Associated Principal Investigator, Institute I of Anatomy
The general research interest in the Wodarz group is to unravel the molecular mechanisms that control cell polarity in different cell types of animals. Cell polarity is a key feature of epithelia, neurons, stem cells and oocytes, to name just a few. In all these cell types polarity is the prerequisite for their functionality. Epithelial cells, for example need to be polarized in order to transport substances across the epithelial barrier, and stem cells need to be polarized prior to asymmetric cell division, which results in daughter cells with different fates.
Our Research: The research activities in the Wodarz lab focus on three main topics:
1. Molecular control of cell polarity in epithelia and stem cells. The scientists are interested in the molecules that link adherens junctions with the cytoskeleton and are required for the establishment of apical-basal cell polarity. Intriguingly, a subset of these molecules is also involved in the polarization and asymmetric division of stem cells.
2. Identification of stemness factors in somatic and germ line stem cells. By a combination of genetics, cell isolation by FACS sorting, next generation RNA sequencing (RNAseq) and functional in vivo assays, they aim to identify genes that are required for maintenance of the unique properties of stem cells
3. Functional characterization of Wnt coreceptors in Drosophila. The researchers have generated mutations in the Wnt coreceptors Off-track, Off-track2 and Ror and are currently analyzing their developmental function in the control of planar cell polarity and the signaling pathways downstream of these receptors.
The model organism of their research is the fruit fly Drosophila, as it is easily accessible to genetic manipulation and is very well suited for cell biological analyses using high-resolution light microscopy.

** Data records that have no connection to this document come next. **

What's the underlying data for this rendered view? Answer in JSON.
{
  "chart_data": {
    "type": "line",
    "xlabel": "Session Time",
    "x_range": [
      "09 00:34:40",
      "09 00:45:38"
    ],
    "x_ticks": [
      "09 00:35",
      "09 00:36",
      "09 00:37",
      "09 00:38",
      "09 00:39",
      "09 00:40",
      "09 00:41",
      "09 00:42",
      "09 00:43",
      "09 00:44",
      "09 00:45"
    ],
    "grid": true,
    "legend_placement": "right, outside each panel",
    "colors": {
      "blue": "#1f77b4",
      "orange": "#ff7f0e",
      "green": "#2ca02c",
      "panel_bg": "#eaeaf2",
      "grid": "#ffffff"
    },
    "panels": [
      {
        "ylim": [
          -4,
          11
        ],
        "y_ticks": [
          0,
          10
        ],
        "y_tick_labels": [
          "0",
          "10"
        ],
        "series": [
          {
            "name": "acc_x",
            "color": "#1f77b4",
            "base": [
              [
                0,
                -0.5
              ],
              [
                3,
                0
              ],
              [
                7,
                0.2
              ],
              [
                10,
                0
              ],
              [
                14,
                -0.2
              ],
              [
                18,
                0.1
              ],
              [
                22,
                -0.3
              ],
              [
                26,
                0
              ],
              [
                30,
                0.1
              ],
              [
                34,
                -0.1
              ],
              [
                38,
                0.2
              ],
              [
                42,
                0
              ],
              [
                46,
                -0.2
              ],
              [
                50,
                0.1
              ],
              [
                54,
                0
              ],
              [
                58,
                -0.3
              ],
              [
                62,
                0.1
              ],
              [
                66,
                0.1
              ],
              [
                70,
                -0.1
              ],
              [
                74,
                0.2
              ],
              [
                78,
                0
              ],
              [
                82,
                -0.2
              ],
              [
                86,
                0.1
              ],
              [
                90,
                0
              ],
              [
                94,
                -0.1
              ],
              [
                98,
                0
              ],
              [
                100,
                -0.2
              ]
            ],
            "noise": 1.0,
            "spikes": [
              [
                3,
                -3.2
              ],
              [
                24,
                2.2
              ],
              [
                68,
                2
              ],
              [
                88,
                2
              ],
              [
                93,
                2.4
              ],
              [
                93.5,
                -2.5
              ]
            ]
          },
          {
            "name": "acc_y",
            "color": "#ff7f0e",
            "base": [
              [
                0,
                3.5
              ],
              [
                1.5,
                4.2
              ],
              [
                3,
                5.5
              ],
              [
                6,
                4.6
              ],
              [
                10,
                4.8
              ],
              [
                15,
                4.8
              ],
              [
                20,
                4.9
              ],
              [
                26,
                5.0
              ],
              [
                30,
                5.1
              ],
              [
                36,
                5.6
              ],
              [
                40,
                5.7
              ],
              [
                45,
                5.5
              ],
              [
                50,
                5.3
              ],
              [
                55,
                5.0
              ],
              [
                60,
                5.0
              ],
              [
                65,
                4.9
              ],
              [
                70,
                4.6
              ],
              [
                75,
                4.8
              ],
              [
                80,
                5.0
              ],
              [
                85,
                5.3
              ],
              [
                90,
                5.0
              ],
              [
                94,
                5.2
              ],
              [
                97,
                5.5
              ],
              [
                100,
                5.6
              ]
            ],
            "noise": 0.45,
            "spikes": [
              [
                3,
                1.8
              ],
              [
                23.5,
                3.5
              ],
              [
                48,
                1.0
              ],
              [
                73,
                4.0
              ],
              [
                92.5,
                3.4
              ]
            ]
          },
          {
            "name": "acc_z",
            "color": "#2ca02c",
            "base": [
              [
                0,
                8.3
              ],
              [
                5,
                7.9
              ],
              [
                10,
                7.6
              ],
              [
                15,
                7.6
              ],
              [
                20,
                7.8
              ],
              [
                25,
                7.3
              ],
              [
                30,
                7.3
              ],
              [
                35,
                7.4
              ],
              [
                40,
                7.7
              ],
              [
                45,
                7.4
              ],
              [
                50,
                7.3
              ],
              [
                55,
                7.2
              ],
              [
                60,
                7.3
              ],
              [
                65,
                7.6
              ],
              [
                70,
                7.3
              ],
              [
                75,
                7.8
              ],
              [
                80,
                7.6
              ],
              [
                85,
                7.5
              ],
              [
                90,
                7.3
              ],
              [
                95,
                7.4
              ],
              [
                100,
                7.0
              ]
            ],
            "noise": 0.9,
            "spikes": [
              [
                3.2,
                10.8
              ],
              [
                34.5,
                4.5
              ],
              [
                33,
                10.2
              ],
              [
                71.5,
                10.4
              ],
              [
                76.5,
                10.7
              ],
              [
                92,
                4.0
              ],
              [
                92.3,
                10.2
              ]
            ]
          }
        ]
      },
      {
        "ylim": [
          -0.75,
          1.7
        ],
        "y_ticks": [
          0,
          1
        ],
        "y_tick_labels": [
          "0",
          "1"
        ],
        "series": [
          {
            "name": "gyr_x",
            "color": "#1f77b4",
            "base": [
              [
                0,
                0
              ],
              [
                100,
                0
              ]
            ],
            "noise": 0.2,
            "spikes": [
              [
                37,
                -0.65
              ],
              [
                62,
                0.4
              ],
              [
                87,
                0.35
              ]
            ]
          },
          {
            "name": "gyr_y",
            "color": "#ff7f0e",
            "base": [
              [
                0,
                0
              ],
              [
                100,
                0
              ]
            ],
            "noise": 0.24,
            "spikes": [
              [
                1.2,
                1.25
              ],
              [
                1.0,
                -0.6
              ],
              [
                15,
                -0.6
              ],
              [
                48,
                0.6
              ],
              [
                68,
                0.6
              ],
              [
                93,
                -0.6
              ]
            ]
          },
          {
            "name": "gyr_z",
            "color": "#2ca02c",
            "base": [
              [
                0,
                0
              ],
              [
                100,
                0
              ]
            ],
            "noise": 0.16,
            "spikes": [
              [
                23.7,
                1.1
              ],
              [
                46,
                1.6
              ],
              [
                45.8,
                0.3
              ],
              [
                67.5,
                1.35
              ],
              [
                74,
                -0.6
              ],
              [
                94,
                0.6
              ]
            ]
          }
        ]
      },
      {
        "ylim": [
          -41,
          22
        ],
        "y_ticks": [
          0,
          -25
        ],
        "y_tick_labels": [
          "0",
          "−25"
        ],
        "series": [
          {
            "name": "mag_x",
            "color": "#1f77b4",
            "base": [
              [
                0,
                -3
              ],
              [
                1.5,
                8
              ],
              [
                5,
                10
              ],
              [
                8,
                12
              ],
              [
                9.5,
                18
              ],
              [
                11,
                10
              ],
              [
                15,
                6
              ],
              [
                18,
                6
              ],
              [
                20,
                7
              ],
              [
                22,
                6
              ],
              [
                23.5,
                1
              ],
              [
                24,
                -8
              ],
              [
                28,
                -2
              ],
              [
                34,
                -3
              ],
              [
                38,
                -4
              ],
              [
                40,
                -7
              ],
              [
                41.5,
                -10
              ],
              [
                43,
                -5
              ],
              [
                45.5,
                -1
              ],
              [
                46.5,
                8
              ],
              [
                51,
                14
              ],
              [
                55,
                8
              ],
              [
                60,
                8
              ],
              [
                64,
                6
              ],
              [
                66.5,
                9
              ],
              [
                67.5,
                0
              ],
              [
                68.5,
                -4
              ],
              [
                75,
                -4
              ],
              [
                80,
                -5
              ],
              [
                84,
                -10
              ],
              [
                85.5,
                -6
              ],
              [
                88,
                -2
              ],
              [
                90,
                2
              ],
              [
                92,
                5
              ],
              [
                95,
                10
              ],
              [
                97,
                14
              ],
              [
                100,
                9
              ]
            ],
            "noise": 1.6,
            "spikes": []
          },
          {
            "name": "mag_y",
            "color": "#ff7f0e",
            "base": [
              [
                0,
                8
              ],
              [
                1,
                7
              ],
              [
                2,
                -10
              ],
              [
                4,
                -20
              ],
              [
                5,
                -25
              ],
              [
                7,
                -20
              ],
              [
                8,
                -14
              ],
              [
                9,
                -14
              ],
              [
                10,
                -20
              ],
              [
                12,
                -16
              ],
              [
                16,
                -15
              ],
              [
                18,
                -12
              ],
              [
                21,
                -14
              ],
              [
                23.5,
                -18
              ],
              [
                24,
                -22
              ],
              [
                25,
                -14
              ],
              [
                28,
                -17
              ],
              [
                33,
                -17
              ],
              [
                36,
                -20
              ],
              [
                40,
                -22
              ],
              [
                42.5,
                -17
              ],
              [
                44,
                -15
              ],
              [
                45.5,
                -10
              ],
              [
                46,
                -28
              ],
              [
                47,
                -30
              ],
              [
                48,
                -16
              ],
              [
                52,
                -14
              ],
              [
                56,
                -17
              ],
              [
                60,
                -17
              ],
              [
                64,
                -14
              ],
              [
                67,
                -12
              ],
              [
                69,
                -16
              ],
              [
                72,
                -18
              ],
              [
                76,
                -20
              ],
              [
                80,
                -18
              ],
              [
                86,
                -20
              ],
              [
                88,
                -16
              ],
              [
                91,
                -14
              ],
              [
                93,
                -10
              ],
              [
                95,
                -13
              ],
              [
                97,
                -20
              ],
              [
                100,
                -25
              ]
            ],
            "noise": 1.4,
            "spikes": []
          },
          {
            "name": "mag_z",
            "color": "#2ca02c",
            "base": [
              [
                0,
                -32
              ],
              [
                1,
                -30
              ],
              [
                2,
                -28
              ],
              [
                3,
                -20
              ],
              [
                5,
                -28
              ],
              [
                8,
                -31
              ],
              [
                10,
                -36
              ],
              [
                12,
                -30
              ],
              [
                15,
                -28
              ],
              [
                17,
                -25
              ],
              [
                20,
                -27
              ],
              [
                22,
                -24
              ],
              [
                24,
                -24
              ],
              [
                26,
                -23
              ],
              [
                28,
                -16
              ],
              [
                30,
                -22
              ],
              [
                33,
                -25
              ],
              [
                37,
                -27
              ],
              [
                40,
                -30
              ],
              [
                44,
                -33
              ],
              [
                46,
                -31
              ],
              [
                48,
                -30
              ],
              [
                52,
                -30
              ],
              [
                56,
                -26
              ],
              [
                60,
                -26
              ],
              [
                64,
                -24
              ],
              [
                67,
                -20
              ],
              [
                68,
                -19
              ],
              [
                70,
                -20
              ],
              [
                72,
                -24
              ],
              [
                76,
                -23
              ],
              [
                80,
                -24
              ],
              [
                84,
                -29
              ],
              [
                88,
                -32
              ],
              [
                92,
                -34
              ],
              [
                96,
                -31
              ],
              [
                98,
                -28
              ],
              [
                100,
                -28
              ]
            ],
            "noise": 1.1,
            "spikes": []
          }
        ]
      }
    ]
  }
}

Our successes: The Wodarz lab has succeeded in identifying both core components and tissue-specific interaction partners of the so-called PAR-aPKC complex, which is crucial for the control of cell polarity in many different cell types. The scientists have furthermore unraveled the mechanism of how Bazooka/PAR-3, a core component of the complex, associates with the plasma membrane and localizes the complex to the cytocortex. In addition, they identified mechanisms of how kinases and phosphatases regulate the function of the PAR-aPKC complex.
In a different research line, they were recently able to demonstrate a function for two homologs of the vertebrate regulator of planar cell polarity, PTK7, in morphogenesis of the male genital system.
Our goals: The long-term goal of Prof. Wodarz and his research team is the understanding of the molecular mechanisms that control cell polarity and how the components of this machinery interact with the proteins that regulate morphogenesis. They furthermore aim to understand how stem cells interact with their niches and maintain their developmental potential.
Our methods and techniques: In all of their projects, the scientists aim to obtain answers to their questions by combining molecular biology, biochemistry, and high-resolution light and electron microscopy with genetic and phenotypic analyses at the level of the whole organism. They believe that this approach is much more informative than relying exclusively on tissue culture or in vitro systems.
Figure 1: Confocal image of the follicular epithelium of a Drosophila ovary stained for DE-cadherin (red) Discs-Large (blue), Smallish-GFP (green) and DNA (white). Smallish-GFP is overexpressed in randomly induced cell clones and causes apical constriction of epithelial cells.
Figure 2: Confocal image of the embryonic neuroectoderm of Drosophila stained for Bazooka/PAR-3 (red), Miranda (blue) and DNA (green). The two large round cells at the bottom are neural stem cells (neuroblasts) at metaphase of mitosis undergoing asymmetric cell division.
Figure 3: Projection of a stack of images taken with a Light Sheet microscope of an embryo expressing a GFP fusion protein of the Wnt receptor D-Ror under control of its endogenous promoter.